The standalone mode can only work with the graph data with one partition

navmarri · February 16, 2021, 11:00pm

I’m trying to perform distributed training on an instance with 8GPUs. I have a graph with 8.5M nodes and 1.2B edges. I created 8 partitions

dgl.distributed.partition_graph(graph, 'graph_partition', 8, 'partitions/')

When I try to load the partitoned graph into memory, I get the following error

>>> g = dgl.distributed.DistGraph('graph_partition', part_config='partitions/graph_partition.json')
Traceback (most recent call last):
  File "<stdin>", line 1, in <module>
  File "/home/ubuntu/anaconda3/envs/tensorflow2_p36/lib/python3.6/site-packages/dgl/distributed/dist_graph.py", line 390, in __init__
    'The standalone mode can only work with the graph data with one partition'
AssertionError: The standalone mode can only work with the graph data with one partition

Is distributed training supported for single instance with multiple GPUs?

VoVAllen · February 18, 2021, 8:49am

Please follow https://github.com/dmlc/dgl/blob/master/examples/pytorch/graphsage/train_sampling_multi_gpu.py when you are running on single machine with multi-gpu. Standalone mode is mainly for debugging usage.

navmarri · February 19, 2021, 10:06pm

This example doesn’t deal with DistDataLoader. I’m getting out of memory issues when training using dgl.dataloading.EdgeDataLoader on a graph with 8M nodes and 1.2B edges. My machine has 480GB.
I’m wondering if I can levearge partition graph to train in distributed fashion.But looks like it is not supported in single machine(multiple GPUs). Is that the case?

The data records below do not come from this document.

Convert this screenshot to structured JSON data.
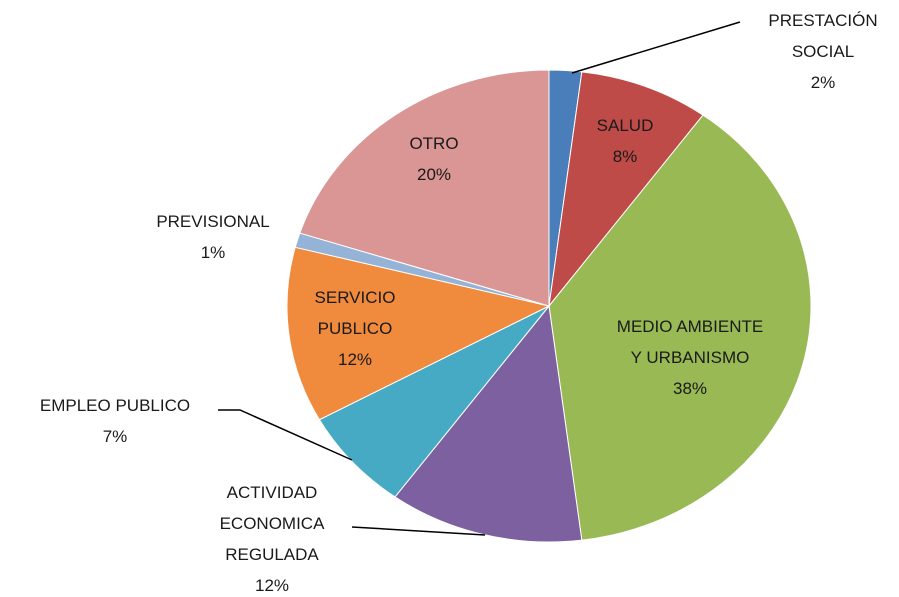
{
  "chart_data": {
    "type": "pie",
    "categories": [
      "PRESTACIÓN SOCIAL",
      "SALUD",
      "MEDIO AMBIENTE Y URBANISMO",
      "ACTIVIDAD ECONOMICA REGULADA",
      "EMPLEO PUBLICO",
      "SERVICIO PUBLICO",
      "PREVISIONAL",
      "OTRO"
    ],
    "values": [
      2,
      8,
      38,
      12,
      7,
      12,
      1,
      20
    ],
    "value_labels": [
      "2%",
      "8%",
      "38%",
      "12%",
      "7%",
      "12%",
      "1%",
      "20%"
    ],
    "colors": [
      "#4a7ebb",
      "#be4b48",
      "#98b954",
      "#7d60a0",
      "#46aac5",
      "#f08a3c",
      "#95b3d7",
      "#d99694"
    ]
  }
}
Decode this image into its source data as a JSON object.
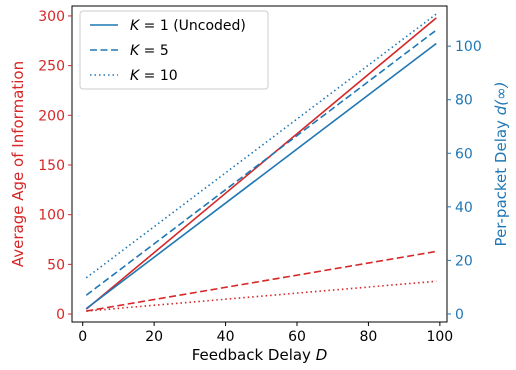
{
  "chart_data": {
    "type": "line",
    "xlabel_text": "Feedback Delay ",
    "xlabel_var": "D",
    "ylabel_left": "Average Age of Information",
    "ylabel_right_text": "Per-packet Delay ",
    "ylabel_right_var": "d(∞)",
    "x_ticks": [
      0,
      20,
      40,
      60,
      80,
      100
    ],
    "y_left_ticks": [
      0,
      50,
      100,
      150,
      200,
      250,
      300
    ],
    "y_right_ticks": [
      0,
      20,
      40,
      60,
      80,
      100
    ],
    "xlim": [
      -3,
      102
    ],
    "ylim_left": [
      -8,
      310
    ],
    "ylim_right": [
      -3,
      115
    ],
    "colors": {
      "left": "#d62728",
      "right": "#1f77b4",
      "axis": "#000000"
    },
    "legend": {
      "position": "top-left",
      "entries": [
        {
          "var": "K",
          "op": " = ",
          "num": "1",
          "suffix": " (Uncoded)",
          "style": "solid"
        },
        {
          "var": "K",
          "op": " = ",
          "num": "5",
          "suffix": "",
          "style": "dashed"
        },
        {
          "var": "K",
          "op": " = ",
          "num": "10",
          "suffix": "",
          "style": "dotted"
        }
      ]
    },
    "series": [
      {
        "axis": "left",
        "style": "solid",
        "x": [
          1,
          99
        ],
        "y": [
          5,
          298
        ]
      },
      {
        "axis": "left",
        "style": "dashed",
        "x": [
          1,
          99
        ],
        "y": [
          3,
          63
        ]
      },
      {
        "axis": "left",
        "style": "dotted",
        "x": [
          1,
          99
        ],
        "y": [
          3,
          33
        ]
      },
      {
        "axis": "right",
        "style": "solid",
        "x": [
          1,
          99
        ],
        "y": [
          2,
          101
        ]
      },
      {
        "axis": "right",
        "style": "dashed",
        "x": [
          1,
          99
        ],
        "y": [
          7,
          106
        ]
      },
      {
        "axis": "right",
        "style": "dotted",
        "x": [
          1,
          99
        ],
        "y": [
          13.5,
          112
        ]
      }
    ]
  }
}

VoVAllen · February 22, 2021, 7:17am

Partition won’t help in this case since you always need to load the whole graph in the memory. Which code are you following for multi GPU training?
Are you OOM on cpu memory or gpu memory?

system · March 24, 2021, 7:18am

This topic was automatically closed 30 days after the last reply. New replies are no longer allowed.